Arbitrum One plans upgrades like Stylus and TimeBoost to reduce gas consumption and increase throughput, aiming for fees near $0.05 per ETH send by late 2025. Optimism intends to decentralize sequencers and improve batch processing for similar fee reductions. Base focuses on EigenDA scaling and retail onboarding incentives to maintain low fees during surges.

ZK-Rollup Roadmaps

zkSync Era aims to implement Prover3 and expand zkPorter capabilities to lower fees for both large and micro transactions. StarkNet targets proof size reductions and cross-chain functionality. Polygon zkEVM plans Multiverse zkVM and full EIP-4844 integration to significantly cut fees. Scroll and Linea, new entrants, promise sub-cent fees and high throughput through advanced proof systems.

New Entrants & Cross-L2 Interoperability

Scroll and Linea are set to pressure existing rollups on fees and performance. Cross-chain bridge aggregators and interoperability standards will further reduce costs and improve user experience across networks.

High-Level Projections: Year-End 2025

By the end of 2025, typical fees could drop to $0.02–$0.04 for ETH sends on zkSync Era, Scroll, and Linea; $0.04–$0.06 on Optimism and Arbitrum; and $0.10–$0.12 on StarkNet. Token swaps and complex DeFi actions will see proportional reductions, making Layer-2 transactions increasingly accessible.

Final Thought

Layer-2 networks have transformed the Ethereum experience, offering dramatically reduced gas fees and faster transactions. As of mid-2025, zkSync Era leads in cost efficiency across most transaction types, with Optimism and Arbitrum One offering strong alternatives especially for users prioritizing liquidity.

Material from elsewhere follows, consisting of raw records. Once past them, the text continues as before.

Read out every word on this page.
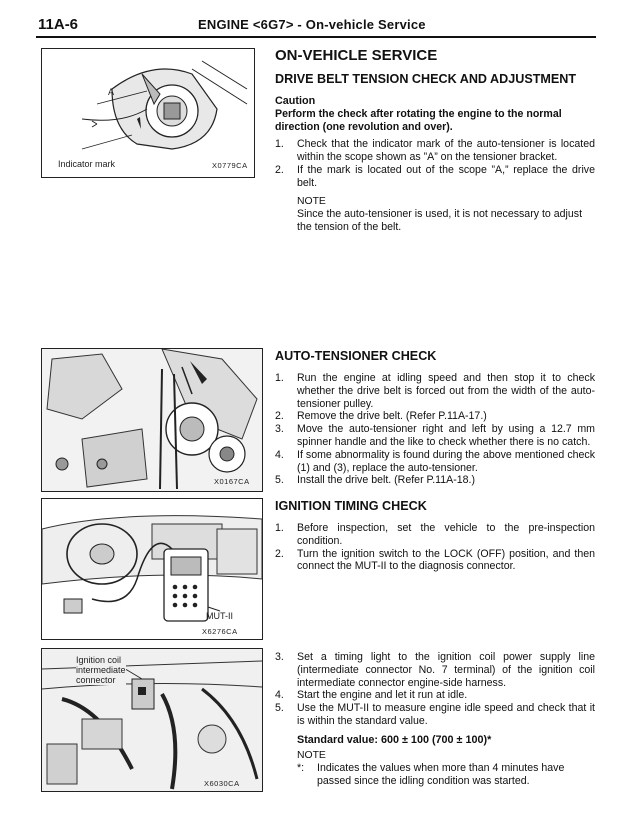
11A-6	ENGINE <6G7> - On-vehicle Service
A
Indicator mark	X0779CA
ON-VEHICLE SERVICE
DRIVE BELT TENSION CHECK AND ADJUSTMENT
Caution
Perform the check after rotating the engine to the normal direction (one revolution and over).
1. Check that the indicator mark of the auto-tensioner is located within the scope shown as ”A” on the tensioner bracket.
2. If the mark is located out of the scope ”A,” replace the drive belt.
NOTE
Since the auto-tensioner is used, it is not necessary to adjust the tension of the belt.
X0167CA
AUTO-TENSIONER CHECK
1. Run the engine at idling speed and then stop it to check whether the drive belt is forced out from the width of the auto-tensioner pulley.
2. Remove the drive belt. (Refer P.11A-17.)
3. Move the auto-tensioner right and left by using a 12.7 mm spinner handle and the like to check whether there is no catch.
4. If some abnormality is found during the above mentioned check (1) and (3), replace the auto-tensioner.
5. Install the drive belt. (Refer P.11A-18.)
MUT-II
X6276CA
IGNITION TIMING CHECK
1. Before inspection, set the vehicle to the pre-inspection condition.
2. Turn the ignition switch to the LOCK (OFF) position, and then connect the MUT-II to the diagnosis connector.
Ignition coil
intermediate
connector
X6030CA
3. Set a timing light to the ignition coil power supply line (intermediate connector No. 7 terminal) of the ignition coil intermediate connector engine-side harness.
4. Start the engine and let it run at idle.
5. Use the MUT-II to measure engine idle speed and check that it is within the standard value.
Standard value: 600 ± 100 (700 ± 100)*
NOTE
*:	Indicates the values when more than 4 minutes have passed since the idling condition was started.
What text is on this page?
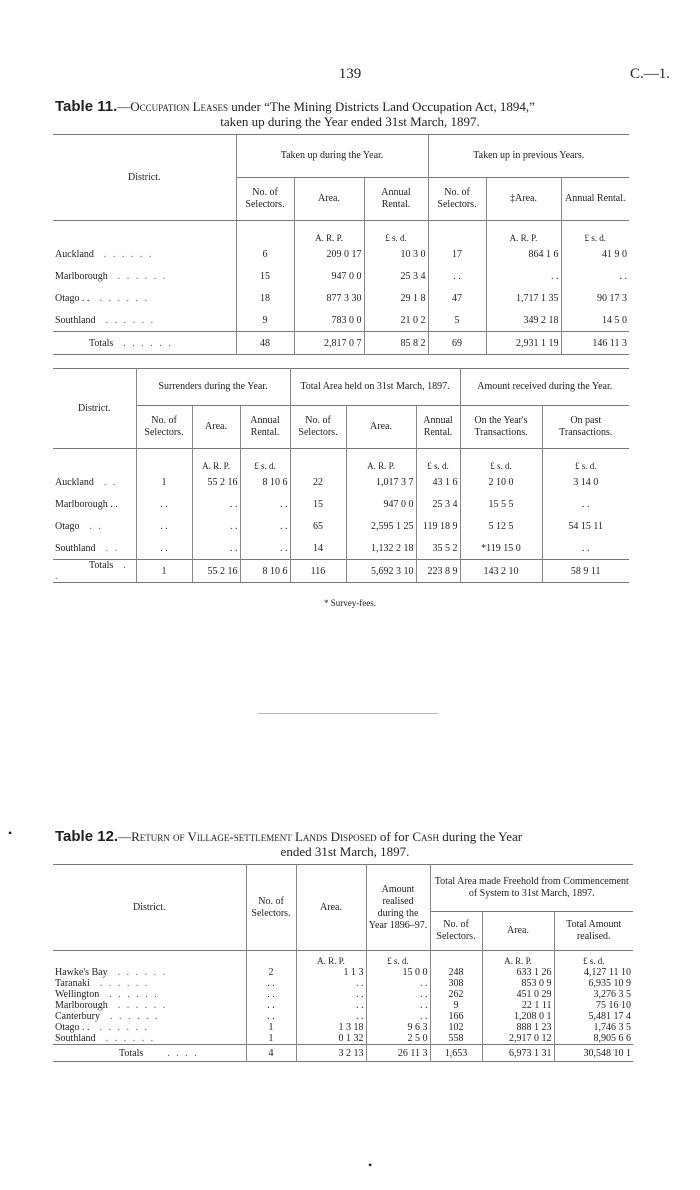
139	C.—1.
Table 11.—Occupation Leases under “The Mining Districts Land Occupation Act, 1894,”
taken up during the Year ended 31st March, 1897.
District.	Taken up during the Year.			Taken up in previous Years.		
	No. of Selectors.	Area.	Annual Rental.	No. of Selectors.	‡Area.	Annual Rental.
		A. R. P.	£ s. d.		A. R. P.	£ s. d.
Auckland . . . . . .	6	209 0 17	10 3 0	17	864 1 6	41 9 0
Marlborough . . . . . .	15	947 0 0	25 3 4	. .	. .	. .
Otago . . . . . . . .	18	877 3 30	29 1 8	47	1,717 1 35	90 17 3
Southland . . . . . .	9	783 0 0	21 0 2	5	349 2 18	14 5 0
Totals . . . . . .	48	2,817 0 7	85 8 2	69	2,931 1 19	146 11 3
District.	Surrenders during the Year.			Total Area held on 31st March, 1897.			Amount received during the Year.	
	No. of Selectors.	Area.	Annual Rental.	No. of Selectors.	Area.	Annual Rental.	On the Year's Transactions.	On past Transactions.
		A. R. P.	£ s. d.		A. R. P.	£ s. d.	£ s. d.	£ s. d.
Auckland . .	1	55 2 16	8 10 6	22	1,017 3 7	43 1 6	2 10 0	3 14 0
Marlborough . .	. .	. .	. .	15	947 0 0	25 3 4	15 5 5	. .
Otago . .	. .	. .	. .	65	2,595 1 25	119 18 9	5 12 5	54 15 11
Southland . .	. .	. .	. .	14	1,132 2 18	35 5 2	*119 15 0	. .
Totals . .	1	55 2 16	8 10 6	116	5,692 3 10	223 8 9	143 2 10	58 9 11
* Survey-fees.
•	Table 12.—Return of Village-settlement Lands Disposed of for Cash during the Year
ended 31st March, 1897.
District.	No. of Selectors.	Area.	Amount realised during the Year 1896–97.	Total Area made Freehold from Commencement of System to 31st March, 1897.		
				No. of Selectors.	Area.	Total Amount realised.
		A. R. P.	£ s. d.		A. R. P.	£ s. d.
Hawke's Bay . . . . . .	2	1 1 3	15 0 0	248	633 1 26	4,127 11 10
Taranaki . . . . . .	. .	. .	. .	308	853 0 9	6,935 10 9
Wellington . . . . . .	. .	. .	. .	262	451 0 29	3,276 3 5
Marlborough . . . . . .	. .	. .	. .	9	22 1 11	75 16 10
Canterbury . . . . . .	. .	. .	. .	166	1,208 0 1	5,481 17 4
Otago . . . . . . . .	1	1 3 18	9 6 3	102	888 1 23	1,746 3 5
Southland . . . . . .	1	0 1 32	2 5 0	558	2,917 0 12	8,905 6 6
Totals . . . .	4	3 2 13	26 11 3	1,653	6,973 1 31	30,548 10 1
•
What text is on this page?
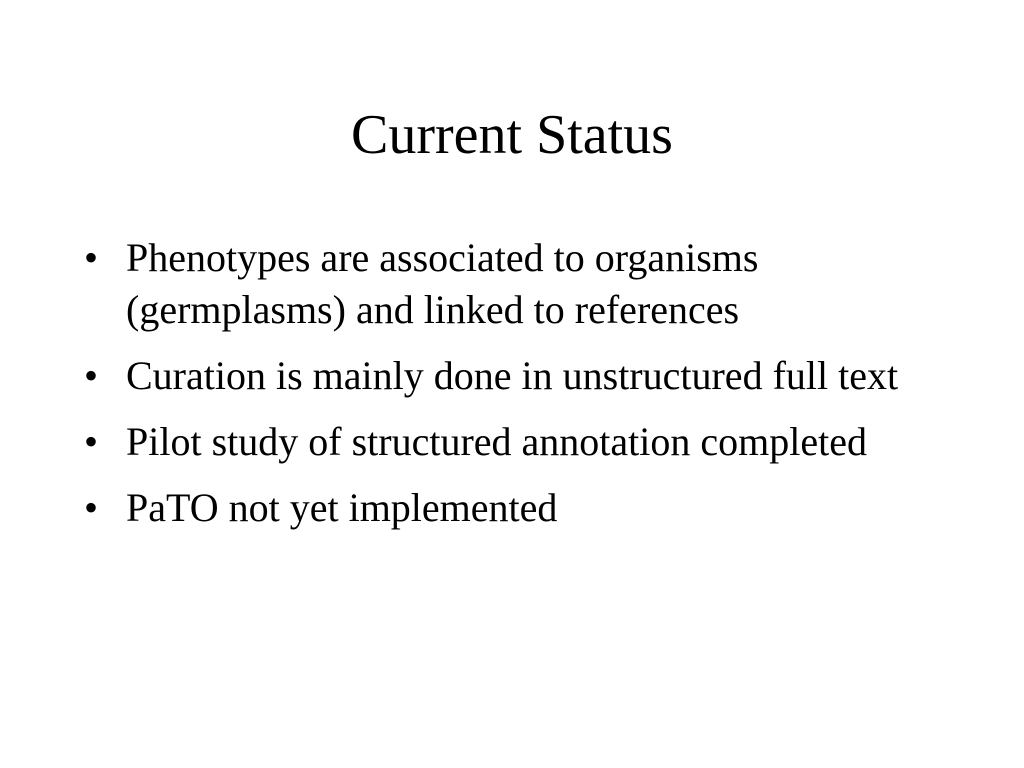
Current Status
• Phenotypes are associated to organisms (germplasms) and linked to references
• Curation is mainly done in unstructured full text
• Pilot study of structured annotation completed
• PaTO not yet implemented
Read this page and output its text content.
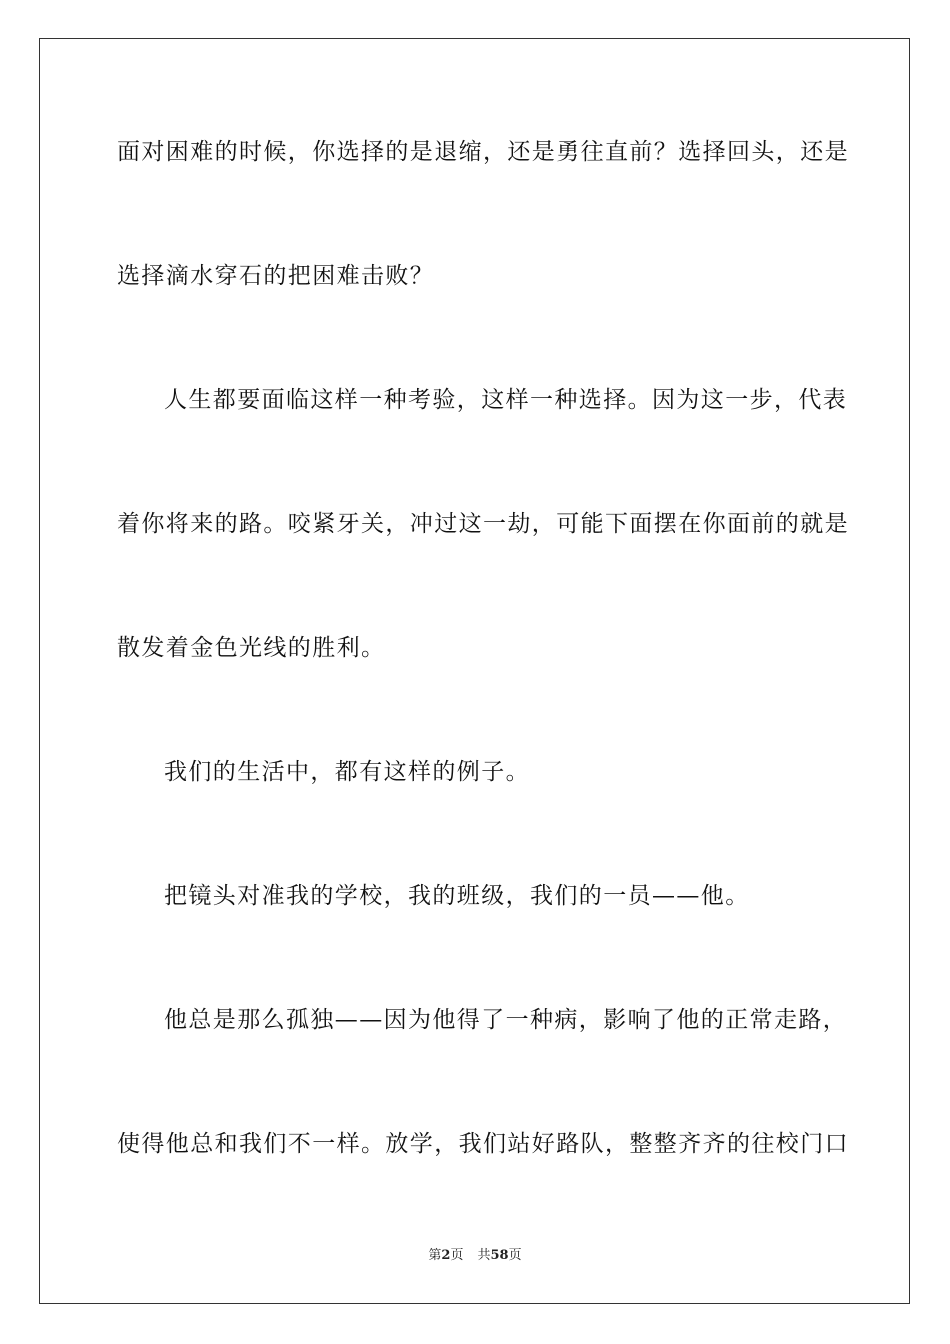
面对困难的时候，你选择的是退缩，还是勇往直前？选择回头，还是
选择滴水穿石的把困难击败？
人生都要面临这样一种考验，这样一种选择。因为这一步，代表
着你将来的路。咬紧牙关，冲过这一劫，可能下面摆在你面前的就是
散发着金色光线的胜利。
我们的生活中，都有这样的例子。
把镜头对准我的学校，我的班级，我们的一员——他。
他总是那么孤独——因为他得了一种病，影响了他的正常走路，
使得他总和我们不一样。放学，我们站好路队，整整齐齐的往校门口
第2页 共58页
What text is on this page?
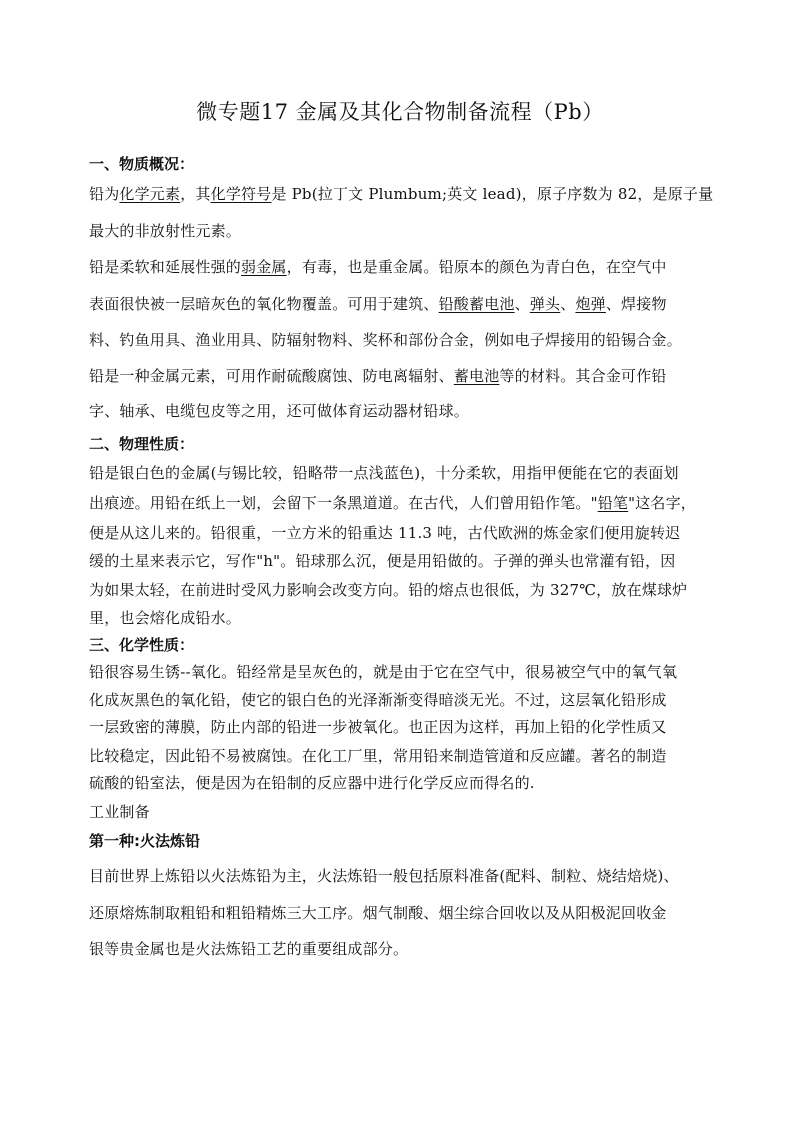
微专题17 金属及其化合物制备流程（Pb）
一、物质概况：
铅为化学元素，其化学符号是 Pb(拉丁文 Plumbum;英文 lead)，原子序数为 82，是原子量
最大的非放射性元素。
铅是柔软和延展性强的弱金属，有毒，也是重金属。铅原本的颜色为青白色，在空气中
表面很快被一层暗灰色的氧化物覆盖。可用于建筑、铅酸蓄电池、弹头、炮弹、焊接物
料、钓鱼用具、渔业用具、防辐射物料、奖杯和部份合金，例如电子焊接用的铅锡合金。
铅是一种金属元素，可用作耐硫酸腐蚀、防电离辐射、蓄电池等的材料。其合金可作铅
字、轴承、电缆包皮等之用，还可做体育运动器材铅球。
二、物理性质：
铅是银白色的金属(与锡比较，铅略带一点浅蓝色)，十分柔软，用指甲便能在它的表面划
出痕迹。用铅在纸上一划，会留下一条黑道道。在古代，人们曾用铅作笔。"铅笔"这名字，
便是从这儿来的。铅很重，一立方米的铅重达 11.3 吨，古代欧洲的炼金家们便用旋转迟
缓的土星来表示它，写作"h"。铅球那么沉，便是用铅做的。子弹的弹头也常灌有铅，因
为如果太轻，在前进时受风力影响会改变方向。铅的熔点也很低，为 327℃，放在煤球炉
里，也会熔化成铅水。
三、化学性质：
铅很容易生锈--氧化。铅经常是呈灰色的，就是由于它在空气中，很易被空气中的氧气氧
化成灰黑色的氧化铅，使它的银白色的光泽渐渐变得暗淡无光。不过，这层氧化铅形成
一层致密的薄膜，防止内部的铅进一步被氧化。也正因为这样，再加上铅的化学性质又
比较稳定，因此铅不易被腐蚀。在化工厂里，常用铅来制造管道和反应罐。著名的制造
硫酸的铅室法，便是因为在铅制的反应器中进行化学反应而得名的.
工业制备
第一种:火法炼铅
目前世界上炼铅以火法炼铅为主，火法炼铅一般包括原料准备(配料、制粒、烧结焙烧)、
还原熔炼制取粗铅和粗铅精炼三大工序。烟气制酸、烟尘综合回收以及从阳极泥回收金
银等贵金属也是火法炼铅工艺的重要组成部分。
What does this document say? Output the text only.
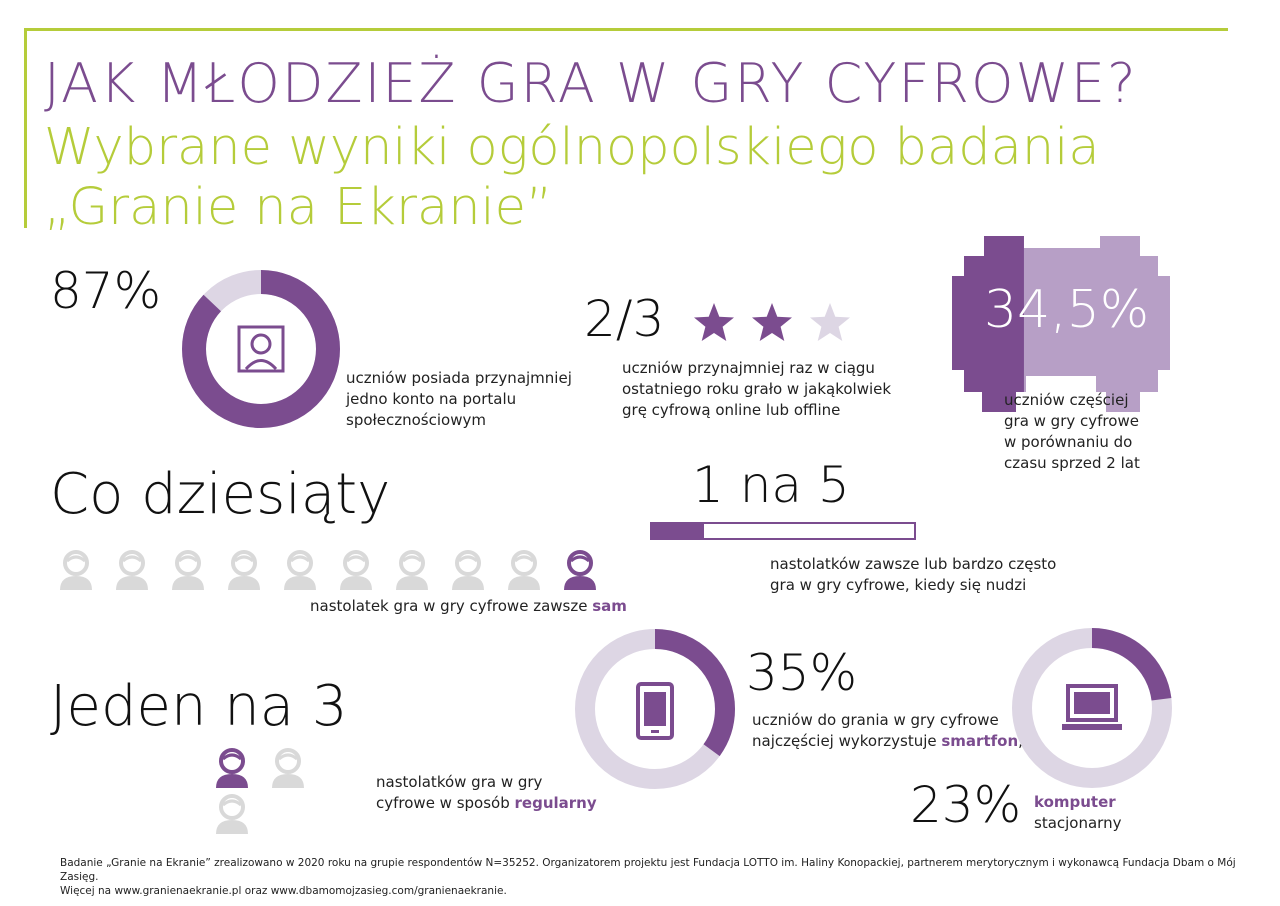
JAK MŁODZIEŻ GRA W GRY CYFROWE?
Wybrane wyniki ogólnopolskiego badania
„Granie na Ekranie”
87%
uczniów posiada przynajmniej
jedno konto na portalu
społecznościowym
2/3
uczniów przynajmniej raz w ciągu
ostatniego roku grało w jakąkolwiek
grę cyfrową online lub offline
34,5%
uczniów częściej
gra w gry cyfrowe
w porównaniu do
czasu sprzed 2 lat
Co dziesiąty
nastolatek gra w gry cyfrowe zawsze sam
1 na 5
nastolatków zawsze lub bardzo często
gra w gry cyfrowe, kiedy się nudzi
Jeden na 3
nastolatków gra w gry
cyfrowe w sposób regularny
35%
uczniów do grania w gry cyfrowe
najczęściej wykorzystuje smartfon,
23% komputer
stacjonarny
Badanie „Granie na Ekranie” zrealizowano w 2020 roku na grupie respondentów N=35252. Organizatorem projektu jest Fundacja LOTTO im. Haliny Konopackiej, partnerem merytorycznym i wykonawcą Fundacja Dbam o Mój Zasięg.
Więcej na www.granienaekranie.pl oraz www.dbamomojzasieg.com/granienaekranie.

Security considerations and withdrawal times influence network choice, with ZK-Rollups providing instant finality at a modest fee premium. Base offers excellent retail access, and StarkNet serves specialized high-security use cases despite higher costs. Polygon zkEVM is maturing, with upgrades poised to improve its competitiveness.

The gas savings race is dynamic; upcoming network enhancements and new competitors like Scroll and Linea will continue pushing fees lower. Active Ethereum users should monitor real-time fees, assess liquidity needs, and select Layer-2 networks that align with their priorities to maximize value in an evolving landscape.